The cat craze has moved to the front page. Iamagine that!
Yes, there it was, front and center, in Wednesday’s Recorder. A sighting off Deerfield Street in Greenfield. At the condos across from the street from The Meadows Golf Course. Jumped up onto a shed roof. Long tail. We’ve heard it all before. Who knows where it’ll end?
Actually, I had already put together a column that didn’t include the condo sighting, so I’ll have to splice it into the existing narrative, always tricky, but too interesting to ignore and hold for another week. So, let’s proceed.
Since my last mention of cougars a couple of weeks ago — and prior to the Greenfield sighting — three more reports, one new, two old, plus a color snapshot of a large bobcat, possibly a Canada lynx, in Shelburne Falls. It’s getting wild.
First, the big cats, led by one reportedly spotted on the morning of March 21, in Northfield by Cynthia Daly and her husband.
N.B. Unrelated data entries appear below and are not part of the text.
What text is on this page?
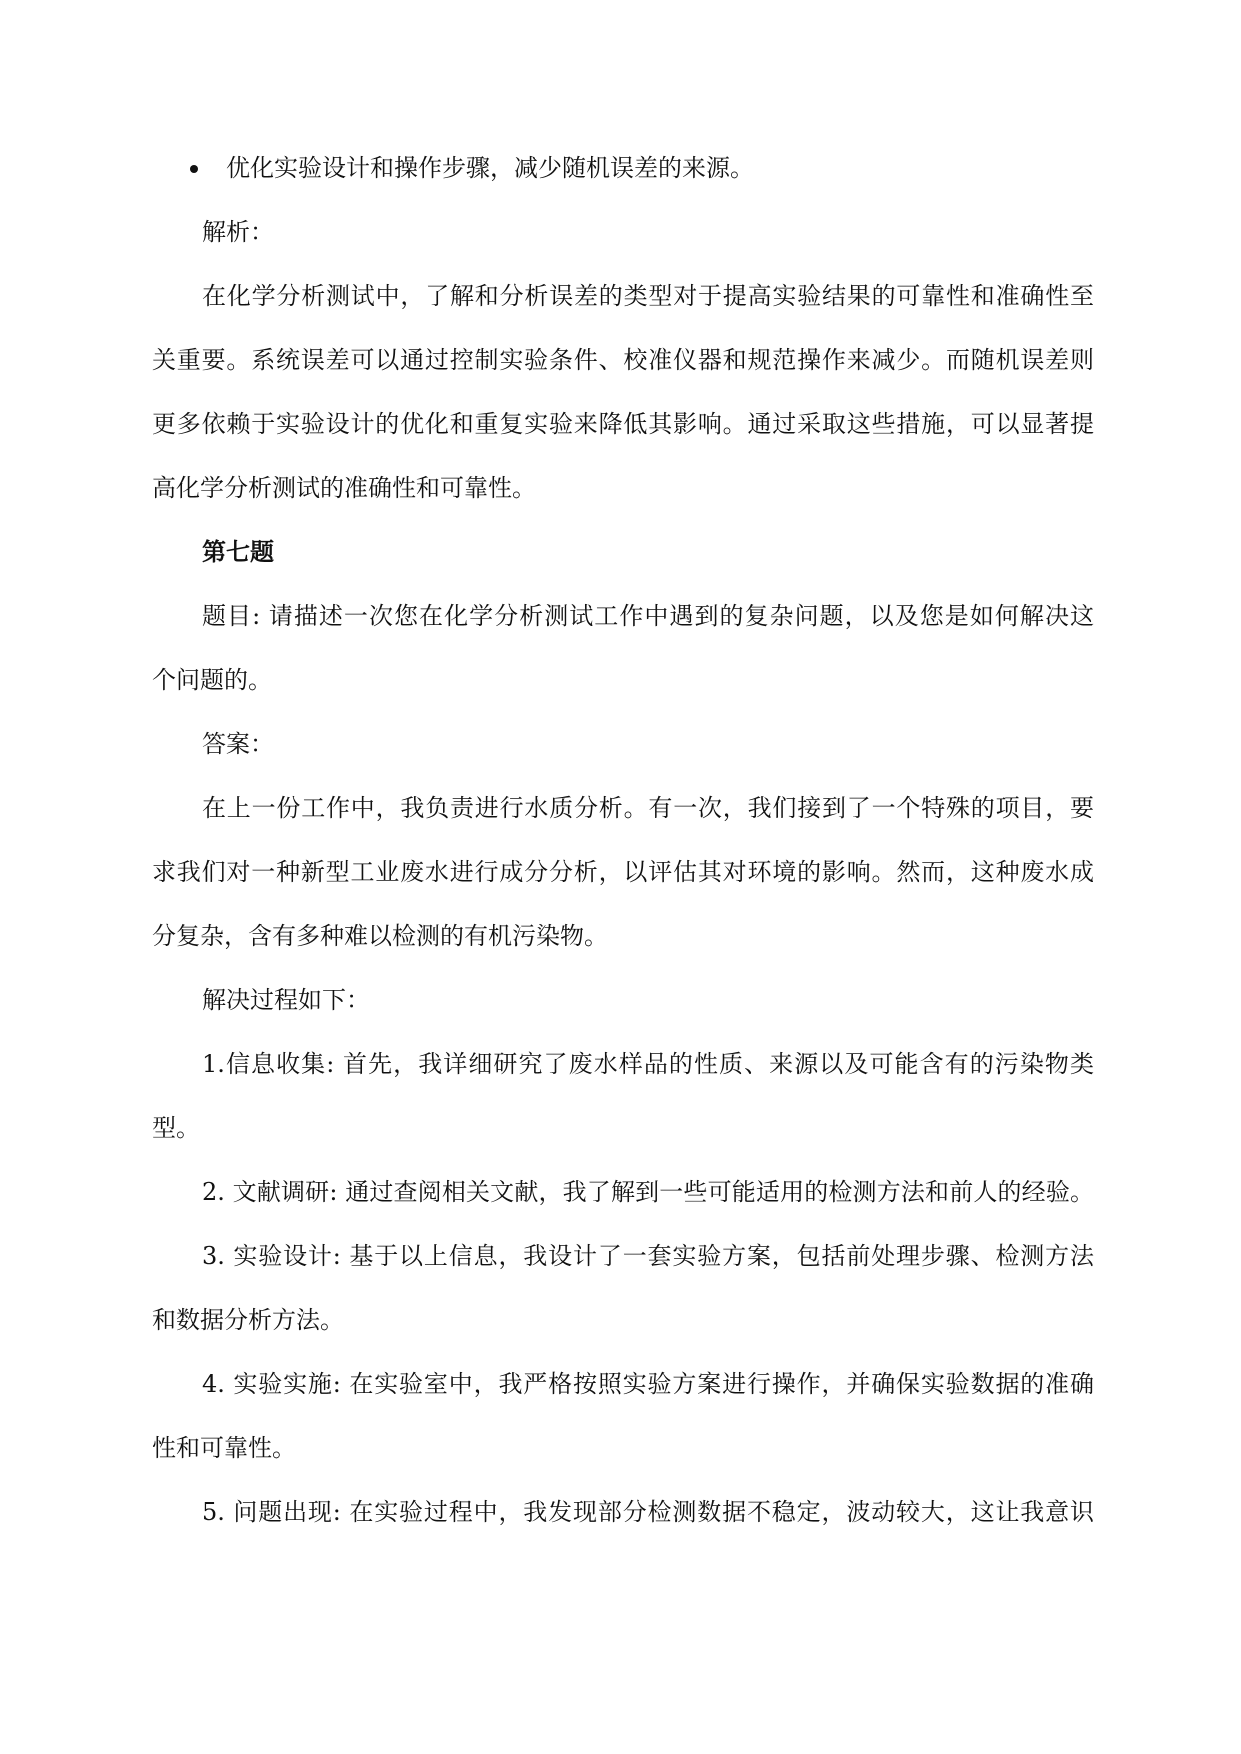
优化实验设计和操作步骤，减少随机误差的来源。
解析：
在化学分析测试中，了解和分析误差的类型对于提高实验结果的可靠性和准确性至
关重要。系统误差可以通过控制实验条件、校准仪器和规范操作来减少。而随机误差则
更多依赖于实验设计的优化和重复实验来降低其影响。通过采取这些措施，可以显著提
高化学分析测试的准确性和可靠性。
第七题
题目: 请描述一次您在化学分析测试工作中遇到的复杂问题，以及您是如何解决这
个问题的。
答案：
在上一份工作中，我负责进行水质分析。有一次，我们接到了一个特殊的项目，要
求我们对一种新型工业废水进行成分分析，以评估其对环境的影响。然而，这种废水成
分复杂，含有多种难以检测的有机污染物。
解决过程如下：
1.信息收集: 首先，我详细研究了废水样品的性质、来源以及可能含有的污染物类
型。
2. 文献调研: 通过查阅相关文献，我了解到一些可能适用的检测方法和前人的经验。
3. 实验设计: 基于以上信息，我设计了一套实验方案，包括前处理步骤、检测方法
和数据分析方法。
4. 实验实施: 在实验室中，我严格按照实验方案进行操作，并确保实验数据的准确
性和可靠性。
5. 问题出现: 在实验过程中，我发现部分检测数据不稳定，波动较大，这让我意识
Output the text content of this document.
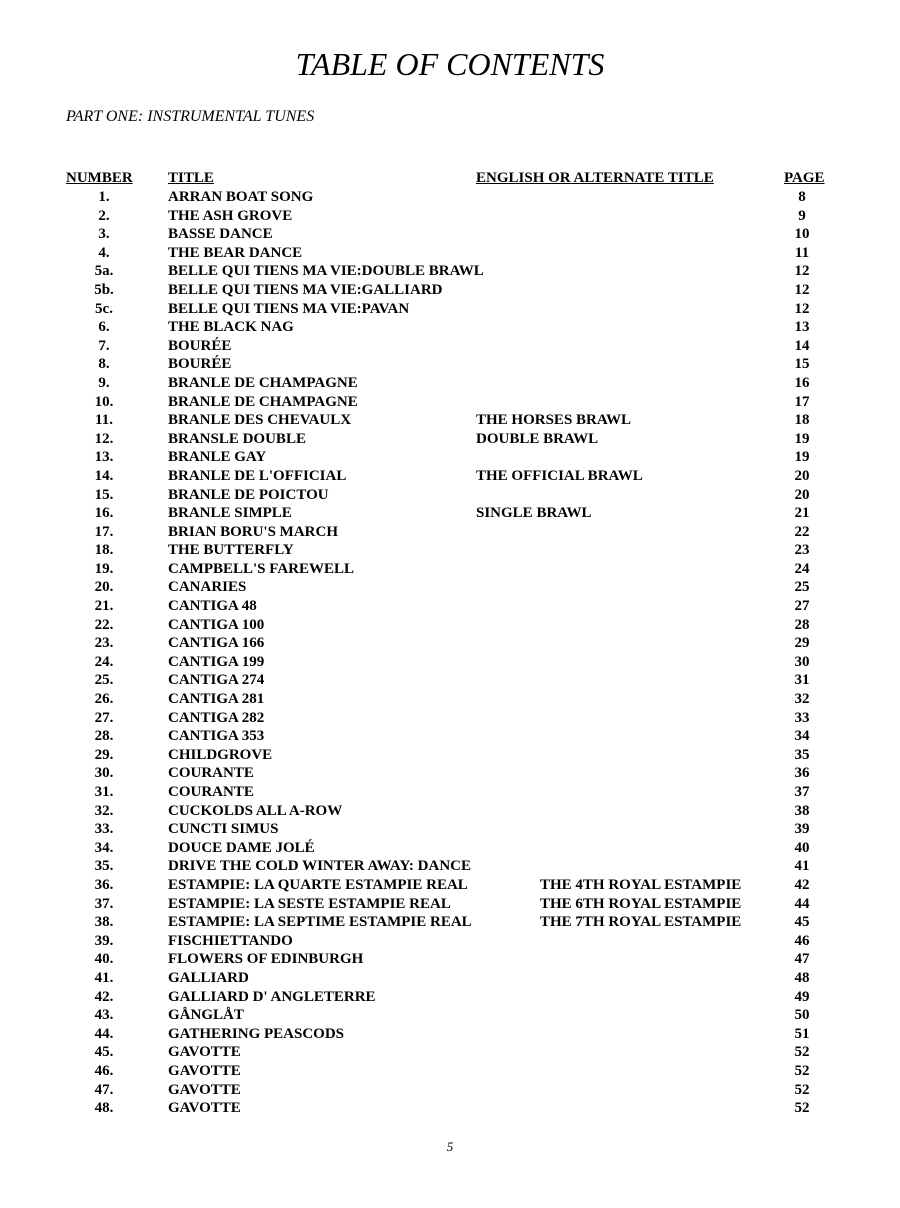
TABLE OF CONTENTS
PART ONE: INSTRUMENTAL TUNES
NUMBER TITLE	ENGLISH OR ALTERNATE TITLE	PAGE
1.	ARRAN BOAT SONG	8
2.	THE ASH GROVE	9
3.	BASSE DANCE	10
4.	THE BEAR DANCE	11
5a.	BELLE QUI TIENS MA VIE:DOUBLE BRAWL	12
5b.	BELLE QUI TIENS MA VIE:GALLIARD	12
5c.	BELLE QUI TIENS MA VIE:PAVAN	12
6.	THE BLACK NAG	13
7.	BOURÉE	14
8.	BOURÉE	15
9.	BRANLE DE CHAMPAGNE	16
10.	BRANLE DE CHAMPAGNE	17
11.	BRANLE DES CHEVAULX	THE HORSES BRAWL	18
12.	BRANSLE DOUBLE	DOUBLE BRAWL	19
13.	BRANLE GAY	19
14.	BRANLE DE L'OFFICIAL	THE OFFICIAL BRAWL	20
15.	BRANLE DE POICTOU	20
16.	BRANLE SIMPLE	SINGLE BRAWL	21
17.	BRIAN BORU'S MARCH	22
18.	THE BUTTERFLY	23
19.	CAMPBELL'S FAREWELL	24
20.	CANARIES	25
21.	CANTIGA 48	27
22.	CANTIGA 100	28
23.	CANTIGA 166	29
24.	CANTIGA 199	30
25.	CANTIGA 274	31
26.	CANTIGA 281	32
27.	CANTIGA 282	33
28.	CANTIGA 353	34
29.	CHILDGROVE	35
30.	COURANTE	36
31.	COURANTE	37
32.	CUCKOLDS ALL A-ROW	38
33.	CUNCTI SIMUS	39
34.	DOUCE DAME JOLÉ	40
35.	DRIVE THE COLD WINTER AWAY: DANCE	41
36.	ESTAMPIE: LA QUARTE ESTAMPIE REAL	THE 4TH ROYAL ESTAMPIE	42
37.	ESTAMPIE: LA SESTE ESTAMPIE REAL	THE 6TH ROYAL ESTAMPIE	44
38.	ESTAMPIE: LA SEPTIME ESTAMPIE REAL	THE 7TH ROYAL ESTAMPIE	45
39.	FISCHIETTANDO	46
40.	FLOWERS OF EDINBURGH	47
41.	GALLIARD	48
42.	GALLIARD D' ANGLETERRE	49
43.	GÅNGLÅT	50
44.	GATHERING PEASCODS	51
45.	GAVOTTE	52
46.	GAVOTTE	52
47.	GAVOTTE	52
48.	GAVOTTE	52
5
The Daly’s were traveling south on Route 142, about a quarter-mile from Route 10 and a half-mile west of the Connecticut River, “on property owned by Bob Cook of Cook Excavating.” The cat was walking a fence line. Another car headed in the opposite direction also saw it and stopped to observe.
Ms. Daly estimated the body length to be about 40 inches, with “a long tail which it held curled upward as it turned to look at us from the fencepost before leaping over.” Further description as grayish-brown with some spotting and a pale face, coupled with the short length, led me to suspect Ms. Daly had seen a bobcat, not a cougar, even though the tail leaned toward cougar.
En route to a doctor’s appointment at around 8 a.m., the Dalys were pressed for time and could not investigate further at the time of the sighting. But a couple of hours later, on their return trip, they stopped and found large cat tracks visible atop the crusty snow. Ms. Daly measured the prints at 3.5 inches across and expects they would have been wider in ideal tracking snow. She could clearly see where the animal had broken through the crust after jumping the fence.
The other two cougar sightings reported to me have fewer holes. The first came from an old South Deerfield acquaintance who’s been reading about the local sightings recently. He decided it was time for him to chime in with his tale. It occurred about five years ago with fresh snow on the ground in the woods between Route 116 in South Deerfield and Whately Glen Road in Whately.
“I’ve had a thorn in my craw for quite a while, almost called you a few times then decided against it,” he said. “Tonight, I said, “What the hell?” and gave you a jingle.”
His story began upon entering familiar woods at mid-afternoon during deer season, drawn there by fresh snow and the approaching dusk. Figuring deer would be moving out of their beds before dark, he walked quietly through the woods and came to a small clearing, where he spotted an elevation on which to “post-up” on. He walked there, kicked out a spot and sat down to wait for sundown.
He wasn’t hunkered down long before he spotted movement and focused on it, thinking it was a deer. When the animal moved into the opening, it cut his tracks and followed them toward his stand. Then it stopped, froze, turned and left the area.
“I think it finally winded me, but I know what I saw,” he said. “It was a Conway cougar, the size of a large dog with a fire-hose tail. There was no mistaking it. It got pretty close.”
Our final cougar sighting was reported by Greenfield’s Amy and Dan Yates, who spotted it in the Bars section of Deerfield in late January or early February 2003. They e-mailed a report of their sighting to the United States Fish and Wildlife Service address (easterncougar@fws.gov) devoted to investigating evidence that the Eastern cougar is back. The message was also sent to my home e-mail address.
The Yates were traveling south along the Deerfield River on Mill Village Road when, about a half-mile from Stillwater Road, Ms. Yates spotted an animal walking along the opposite bank of the river. She described it as “a large cat with a very long tail, light brown/gray colored.”
When they stopped their car and exited with a 35mm camera, the cat heard the doors shut, stopped walking and looked at them. “The safety of the river between us allowed us to stand still and take a better look,” wrote Amy Yates. “The cat sat down and watched us.”
Dan Yates snapped off some shots with his camera but had only a standard lens without the capability to zoon in, and the black-and-white shots revealed little.
“We watched each other for 5-8 minutes before the cat turned its back to us and walked up the bank toward fields along Lower Road. We watched it until it was out of sight, then drove along Lower Road to no avail.
“We definitely know what we saw — we only wish we’d had a better lens to get a good picture of it.”
As for the bobcat/lynx sighting in Shelburne Falls, it was reported by Bob Bassett, who lives on Purington Road and has seen it several times in his yard. The accompanying photo told the story. Bassett thought it may be a Canada lynx after reading about them here but, after sharing snapshots with knowledgeable outdoorsmen, has decided it’s more likely a 50-pound bobcat, a rare sight in and of itself.